仙童们很担忧:“仙君,是那魔头又惹您生气了吗?”
时霁沉着脸,没说话。
望月皱起脸:“果然,一定是那个魔头又欺负仙君了!”
朔月思考:“帝君的救援两个月后才会来,这段日子,我们仙君都要受这样的侮辱吗?”
上弦小声说:“那个,我觉得仙君可能是因为其他原因……”他的话还没说完就被满园仙草的哭声打断了。他立马闭上了嘴。
时霁深呼吸几次:“无妄乡之水被他弄没了。我要去一趟无妄乡。
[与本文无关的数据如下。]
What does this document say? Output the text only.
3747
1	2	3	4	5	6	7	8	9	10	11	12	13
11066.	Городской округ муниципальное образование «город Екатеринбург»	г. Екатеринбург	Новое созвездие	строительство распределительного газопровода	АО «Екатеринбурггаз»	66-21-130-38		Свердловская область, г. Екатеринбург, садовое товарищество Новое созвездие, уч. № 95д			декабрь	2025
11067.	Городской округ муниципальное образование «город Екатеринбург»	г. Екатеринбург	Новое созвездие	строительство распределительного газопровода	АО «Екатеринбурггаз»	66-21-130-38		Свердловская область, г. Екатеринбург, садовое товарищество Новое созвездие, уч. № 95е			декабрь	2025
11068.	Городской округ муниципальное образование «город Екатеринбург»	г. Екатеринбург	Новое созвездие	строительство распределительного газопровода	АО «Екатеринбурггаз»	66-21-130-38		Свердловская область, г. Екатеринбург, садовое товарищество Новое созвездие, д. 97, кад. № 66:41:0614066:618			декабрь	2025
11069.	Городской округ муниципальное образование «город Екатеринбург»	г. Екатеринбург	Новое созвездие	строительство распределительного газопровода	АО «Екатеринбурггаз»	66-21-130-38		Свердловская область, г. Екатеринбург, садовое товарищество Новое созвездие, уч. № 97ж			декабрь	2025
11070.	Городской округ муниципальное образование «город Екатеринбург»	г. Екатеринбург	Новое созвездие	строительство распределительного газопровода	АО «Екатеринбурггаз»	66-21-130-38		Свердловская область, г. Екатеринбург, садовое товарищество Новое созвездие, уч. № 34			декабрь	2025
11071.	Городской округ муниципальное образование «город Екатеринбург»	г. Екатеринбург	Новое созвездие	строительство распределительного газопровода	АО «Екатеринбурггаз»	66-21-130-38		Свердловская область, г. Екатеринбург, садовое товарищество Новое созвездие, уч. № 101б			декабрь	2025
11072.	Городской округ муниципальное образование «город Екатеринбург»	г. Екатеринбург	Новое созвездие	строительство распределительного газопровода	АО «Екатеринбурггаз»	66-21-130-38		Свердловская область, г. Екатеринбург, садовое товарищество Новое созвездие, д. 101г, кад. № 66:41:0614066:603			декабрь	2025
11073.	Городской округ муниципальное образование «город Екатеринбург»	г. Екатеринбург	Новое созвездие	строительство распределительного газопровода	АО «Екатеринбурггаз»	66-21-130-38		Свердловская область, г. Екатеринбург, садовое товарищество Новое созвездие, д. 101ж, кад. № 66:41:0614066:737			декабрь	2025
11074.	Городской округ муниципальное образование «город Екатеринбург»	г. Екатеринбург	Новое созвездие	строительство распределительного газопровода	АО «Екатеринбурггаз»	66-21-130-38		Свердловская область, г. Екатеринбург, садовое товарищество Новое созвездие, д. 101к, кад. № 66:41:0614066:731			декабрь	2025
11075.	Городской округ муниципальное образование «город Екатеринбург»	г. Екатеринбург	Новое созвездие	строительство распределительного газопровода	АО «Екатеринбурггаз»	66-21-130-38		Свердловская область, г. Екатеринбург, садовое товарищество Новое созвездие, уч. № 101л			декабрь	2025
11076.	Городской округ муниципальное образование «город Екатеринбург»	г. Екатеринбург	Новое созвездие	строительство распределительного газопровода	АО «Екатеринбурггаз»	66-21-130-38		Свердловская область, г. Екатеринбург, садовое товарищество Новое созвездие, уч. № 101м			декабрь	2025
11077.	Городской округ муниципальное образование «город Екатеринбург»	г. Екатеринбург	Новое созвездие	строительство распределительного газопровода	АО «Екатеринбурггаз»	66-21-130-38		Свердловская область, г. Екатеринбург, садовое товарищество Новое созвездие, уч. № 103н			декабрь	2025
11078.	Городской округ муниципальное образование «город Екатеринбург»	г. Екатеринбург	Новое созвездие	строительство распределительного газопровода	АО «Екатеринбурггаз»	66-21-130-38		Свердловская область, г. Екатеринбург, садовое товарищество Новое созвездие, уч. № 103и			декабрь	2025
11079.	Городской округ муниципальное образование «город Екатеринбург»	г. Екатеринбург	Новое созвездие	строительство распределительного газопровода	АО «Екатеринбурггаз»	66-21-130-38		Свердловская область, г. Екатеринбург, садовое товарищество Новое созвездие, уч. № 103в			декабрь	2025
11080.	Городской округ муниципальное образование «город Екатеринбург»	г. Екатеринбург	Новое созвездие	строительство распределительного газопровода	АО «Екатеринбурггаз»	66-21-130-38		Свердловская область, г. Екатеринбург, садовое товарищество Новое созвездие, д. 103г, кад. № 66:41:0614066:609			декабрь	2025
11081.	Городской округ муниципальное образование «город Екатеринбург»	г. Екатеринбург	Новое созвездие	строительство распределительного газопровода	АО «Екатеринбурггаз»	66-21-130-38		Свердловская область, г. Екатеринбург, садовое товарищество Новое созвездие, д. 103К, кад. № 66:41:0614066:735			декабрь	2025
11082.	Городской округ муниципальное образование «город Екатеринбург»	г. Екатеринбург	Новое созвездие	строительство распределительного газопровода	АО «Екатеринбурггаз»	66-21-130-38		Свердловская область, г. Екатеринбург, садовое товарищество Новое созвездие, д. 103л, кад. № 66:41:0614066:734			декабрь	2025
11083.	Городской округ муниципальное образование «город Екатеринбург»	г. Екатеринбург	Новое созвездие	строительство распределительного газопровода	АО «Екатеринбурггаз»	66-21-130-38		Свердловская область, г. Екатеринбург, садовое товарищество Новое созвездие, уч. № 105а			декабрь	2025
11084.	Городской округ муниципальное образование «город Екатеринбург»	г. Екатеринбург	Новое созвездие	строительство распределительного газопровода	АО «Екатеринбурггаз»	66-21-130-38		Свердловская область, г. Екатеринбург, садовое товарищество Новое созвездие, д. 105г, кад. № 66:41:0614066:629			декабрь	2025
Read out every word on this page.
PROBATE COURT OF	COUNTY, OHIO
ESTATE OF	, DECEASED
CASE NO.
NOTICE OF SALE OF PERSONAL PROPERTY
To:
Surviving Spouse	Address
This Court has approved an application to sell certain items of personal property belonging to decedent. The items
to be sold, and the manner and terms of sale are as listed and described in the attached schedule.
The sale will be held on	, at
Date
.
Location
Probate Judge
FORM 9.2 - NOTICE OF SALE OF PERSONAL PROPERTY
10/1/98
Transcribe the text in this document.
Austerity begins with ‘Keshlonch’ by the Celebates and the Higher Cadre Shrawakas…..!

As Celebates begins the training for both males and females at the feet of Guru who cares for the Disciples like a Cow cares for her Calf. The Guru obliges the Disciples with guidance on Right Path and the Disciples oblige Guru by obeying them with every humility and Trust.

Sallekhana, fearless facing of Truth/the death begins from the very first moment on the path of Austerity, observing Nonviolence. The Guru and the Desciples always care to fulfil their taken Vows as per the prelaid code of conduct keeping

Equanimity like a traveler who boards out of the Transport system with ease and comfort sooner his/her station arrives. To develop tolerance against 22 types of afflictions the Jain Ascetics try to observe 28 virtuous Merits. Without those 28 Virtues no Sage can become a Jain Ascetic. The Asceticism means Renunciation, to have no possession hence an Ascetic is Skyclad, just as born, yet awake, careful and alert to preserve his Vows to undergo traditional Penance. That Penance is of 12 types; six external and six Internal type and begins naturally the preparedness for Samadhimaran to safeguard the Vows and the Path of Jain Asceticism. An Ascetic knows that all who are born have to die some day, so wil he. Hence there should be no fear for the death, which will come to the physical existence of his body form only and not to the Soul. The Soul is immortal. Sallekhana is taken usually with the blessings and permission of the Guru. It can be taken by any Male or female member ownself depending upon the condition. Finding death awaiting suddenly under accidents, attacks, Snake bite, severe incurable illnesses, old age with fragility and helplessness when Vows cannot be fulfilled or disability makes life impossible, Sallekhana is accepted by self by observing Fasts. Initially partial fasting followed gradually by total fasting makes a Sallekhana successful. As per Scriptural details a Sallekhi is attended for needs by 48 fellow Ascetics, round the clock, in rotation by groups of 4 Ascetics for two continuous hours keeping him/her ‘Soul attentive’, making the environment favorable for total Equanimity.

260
”
望月:“可是现在樱城被封锁了,您怎么出去?”
时霁:“祝行殊最近会去临近的城市。我可以尝试混进队伍去。”
望月:“可,可要是您被发现了,以那大魔头的性子,会对您变本加厉的。”
“我别无他法。”
小芽的芽尖已经泛黄了,时霁也觉得最近容易疲倦。如果再不拿到无妄乡之水,他就要功亏一篑了。
突然,他的门被敲响。
望月去看了门回来:“是那大魔头!”
时霁一愣,紧接着一股无奈的烦躁感涌上心头,转身就进了房间:“我不想见到他,就说我睡着还没醒。”
“仙君您放心,我们会将他赶出去的!”
祝行殊等了很久,终于,小胖子来开门了。
“你们仙君呢?”
望月:“他身体不好,还睡着呢。”
祝行殊的肩膀一僵:“他的身体还没好透吗?”
望月皱起眉头,一脸憋屈地说:“我们仙君好着呢,不需要魔族关心!”
祝行殊看到他的表情,表情一下挂下来了。
“他真的没事吗?”
“你快走吧!我们仙君要静养。”
祝行殊拗不过,左思右想,还是离去了。离去前,他将一个小盒子交给望月。
他现在来就是为了送这个盒子:“你将盒子给仙君吧。”
望月打发走了祝行殊,捧着盒子进屋子:“仙君,大魔头走了!他今日来是为了送这个小盒子。”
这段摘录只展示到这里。